GitHup Page for This Project
I have also created a GitHub project for this blog post. I hope you will be able to use tutorial and code to customize it according to your need.
Python-Scraping-to-Database-Sample on GitHub
Requirements
- Basic knowledge of Python. (I will be using Python 3 but Python 2 would probably be sufficient too.)
- A machine with a database software installed. (I have MySQL installed on my machine)
- An active internet connection.
The following installation instructions are very basic. It is possible that the installation process for beautiful soup, Python etc. is a bit more complicated but since the installation is different on all different platforms and individual machines, it does not fit into the main object of this post, Scraping Data from a Website and saving it to a Database.
Installing Beautiful Soup
In order to install Beautiful Soup, you need to open terminal and execute one of the following commands according to your desired version of python. Please note that the following commands should probably be executed with “sudo” written before the actual line in order to give it administrative access.

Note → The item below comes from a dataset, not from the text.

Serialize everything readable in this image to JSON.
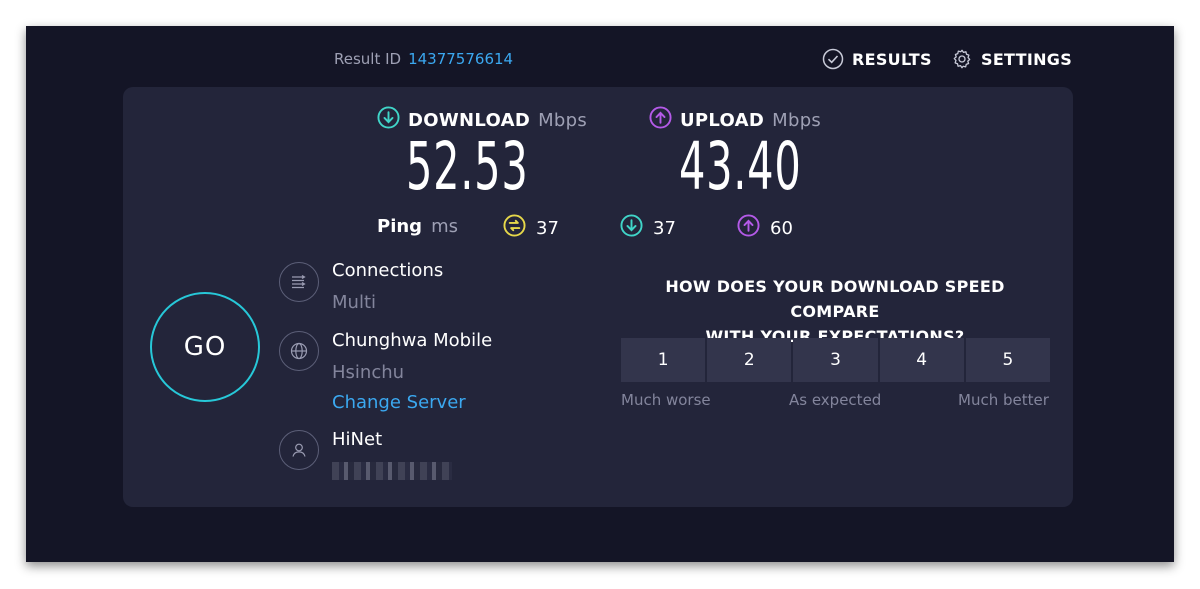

For Python 2 (If pip did not work try it with pip2):
pip install beautifulsoup4
For Python 3:
pip3 install beautifulsoup4
If the above did not work, you can also use the following command.
For Python 2:
apt-get install python-bs4
For Python 3:
apt-get install python3-bs4
If you were not able to install beautiful soup, just Google the term “How to install Beautiful Soup” and you will find plenty of tutorials.
Installing MySQLdb
In order to able to connect to your MySQL databases through Python, you will have to install MySQLdb library for your Python installation. Since Python 3 does not support MySQLdb at the time of this writing, you will need to use a different library. It is called mysqlclient which is basically a fork of MySQLdb with an added support for Python 3 and some other improvements. So using the library is basically identical to native MySQLdb for Python 2.
To install MySQLdb on Python 2, open terminal and execute the following command:
pip install MySQL-python
To install mysqlclient on Python 3, open terminal and execute the following command:
pip3 install mysqlclient
Installing requests
requests is a Python library which is used to load html data from a url. In order to install requests on your machine, follow the following instructions.
To install requests on Python 2, open terminal and execute the following command:
pip install requests
To install requests on Python 3, open terminal and execute the following command:
pip3 install requests
Now that we have everything installed and running, let’s get started.
Step by Step Guide on Scraping Data from a Single Web Page
I have created a page with some sample data which we will be scraping data from. Feel free to use this url and test your code. The page we will be scraping in the course of this article is https://howpcrules.com/sample-page-for-web-scraping/.
1. First of all we have to create a file called “scraping_single_web_page.py”.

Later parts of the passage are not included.